These days, some of the best stories a manufacturing CEO can tell are about the purpose of their companies. And when it comes to the power of an overarching narrative that provides not only a raison d’etre for a business enterprise but also something that will engage and inspire American consumers, there may be no better story right now than Newlight Technologies.
That’s because Mark Herrema started his Orange County, California, company for the very reason of helping solve the world’s struggle with climate change. In the process of “starting with why,” Herrema discovered, developed and has commercialized an industrial powder made out of aquatic microorganisms that suck greenhouse gases out of the atmosphere.
Other CEOs might be able to learn from Herrema’s success in creating a purpose for Newlight this compelling to modern consumers. Even if companies aren’t producing something as pristine as a carbon-negative plastic substitute, leaders must strive to reshape their products and processes to fit the often-overriding sustainability concerns of today’s public – and then effectively tell them about it.
Newlight’s ingredient, AirCarbon, represents an ultimate sort of sublimation of an environmental problem into not only a plus for sustainability but also a commercial solution. This year, Target Stores debuted Newlight’s Restore brand of disposable, completely biodegradable straws and cutlery made out of AirCarbon, just as more and more Americans – many riveted by concern about mounting plastic wastes around the globe — are looking for environmentally friendly foodware products.

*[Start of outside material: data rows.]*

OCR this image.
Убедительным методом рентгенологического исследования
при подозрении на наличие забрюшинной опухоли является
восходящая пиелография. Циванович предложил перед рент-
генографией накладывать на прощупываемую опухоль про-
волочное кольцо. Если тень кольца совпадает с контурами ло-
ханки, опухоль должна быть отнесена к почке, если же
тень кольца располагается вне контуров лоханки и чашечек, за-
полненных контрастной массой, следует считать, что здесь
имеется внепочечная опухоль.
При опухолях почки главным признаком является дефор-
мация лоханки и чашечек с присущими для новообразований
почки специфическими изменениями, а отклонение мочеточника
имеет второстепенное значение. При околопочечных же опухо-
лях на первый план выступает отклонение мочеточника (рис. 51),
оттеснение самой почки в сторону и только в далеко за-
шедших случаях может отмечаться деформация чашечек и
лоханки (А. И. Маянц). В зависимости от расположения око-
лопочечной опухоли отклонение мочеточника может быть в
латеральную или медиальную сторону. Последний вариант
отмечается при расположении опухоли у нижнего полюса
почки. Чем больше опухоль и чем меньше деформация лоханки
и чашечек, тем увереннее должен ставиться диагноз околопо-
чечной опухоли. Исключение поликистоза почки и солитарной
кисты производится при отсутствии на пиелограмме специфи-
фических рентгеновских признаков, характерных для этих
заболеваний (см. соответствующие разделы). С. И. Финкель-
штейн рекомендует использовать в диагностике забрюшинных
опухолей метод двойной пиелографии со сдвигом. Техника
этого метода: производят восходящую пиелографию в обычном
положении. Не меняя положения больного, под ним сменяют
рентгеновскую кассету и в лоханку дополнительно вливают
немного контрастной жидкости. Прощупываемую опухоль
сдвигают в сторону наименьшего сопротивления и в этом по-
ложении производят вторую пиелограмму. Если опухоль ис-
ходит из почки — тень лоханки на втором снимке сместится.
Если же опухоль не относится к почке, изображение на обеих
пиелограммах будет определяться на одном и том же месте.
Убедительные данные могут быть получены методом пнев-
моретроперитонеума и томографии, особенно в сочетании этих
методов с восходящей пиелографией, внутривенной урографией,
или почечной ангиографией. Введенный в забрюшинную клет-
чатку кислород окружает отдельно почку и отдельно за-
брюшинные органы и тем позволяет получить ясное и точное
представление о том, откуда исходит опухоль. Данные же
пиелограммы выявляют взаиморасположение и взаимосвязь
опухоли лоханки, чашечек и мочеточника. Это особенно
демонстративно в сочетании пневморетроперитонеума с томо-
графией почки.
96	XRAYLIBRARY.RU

“We had a theory that if we could use greenhouse gas as a source for making a product, and if we could compete on a performance basis relative to incumbent materials, there would be a big market, and we could give consumers a pathway to healing the environment,” Herrema told Chief Executive.
Next up: a wider variety of foodware products and a diversification into AirCarbon-based handbags, wallets and eyewear. “Our mission is to help see the end of accumulation of plastics in the ocean in this generation,” Herrema said. “In the next five to seven years, we want to roll out [entries] into more than 90 percent of the product types that end up in the ocean, to show there is a pathway for coming close to ending this problem.”
What Newlight manufactures is a fine white powder that can be melted and used as a replacement for plastic in many applications. “But if it ends up in nature,” Herrema explained, “nature recognizes it as a food source and consumes it.” AirCarbon is a polyhydroxybutyrate, or PHB, a biopolyester that is a member of the PHA family and is produced in many microorganisms as energy and carbon-storeage compounds.
AirCarbon is producing 24-piece packs of wrapped straws for Target and three-piece cutlery packs with a natural fiber carrying case. They’re now sold at Target Stores nationwide and online. SCS Global Services has certified the products as carbon-negative, meaning that they reduce the net amount of carbon in the air through production.
Herrema graduated from Princeton University in 2004 with a determination to do exactly what he’s done. “People were talking about taxing and burying carbon then, but nowhere near the extent of today,” he said. It took about a decade for Newlight to develop and perfect the technology behind AirCarbon, and when Herrema revealed it, he said, “We had outreach from many different brands wanting to use our carbon. There were 50 different projects running in 50 different directions right away.” Herrema chose foodware, he said, “because that’s responsible for most of the products accumulating in the ocean.”
With about 90 employees, Newlight Technologies is pursuing Herrema’s narrative. Now he’s finding out if consumers want to do the same.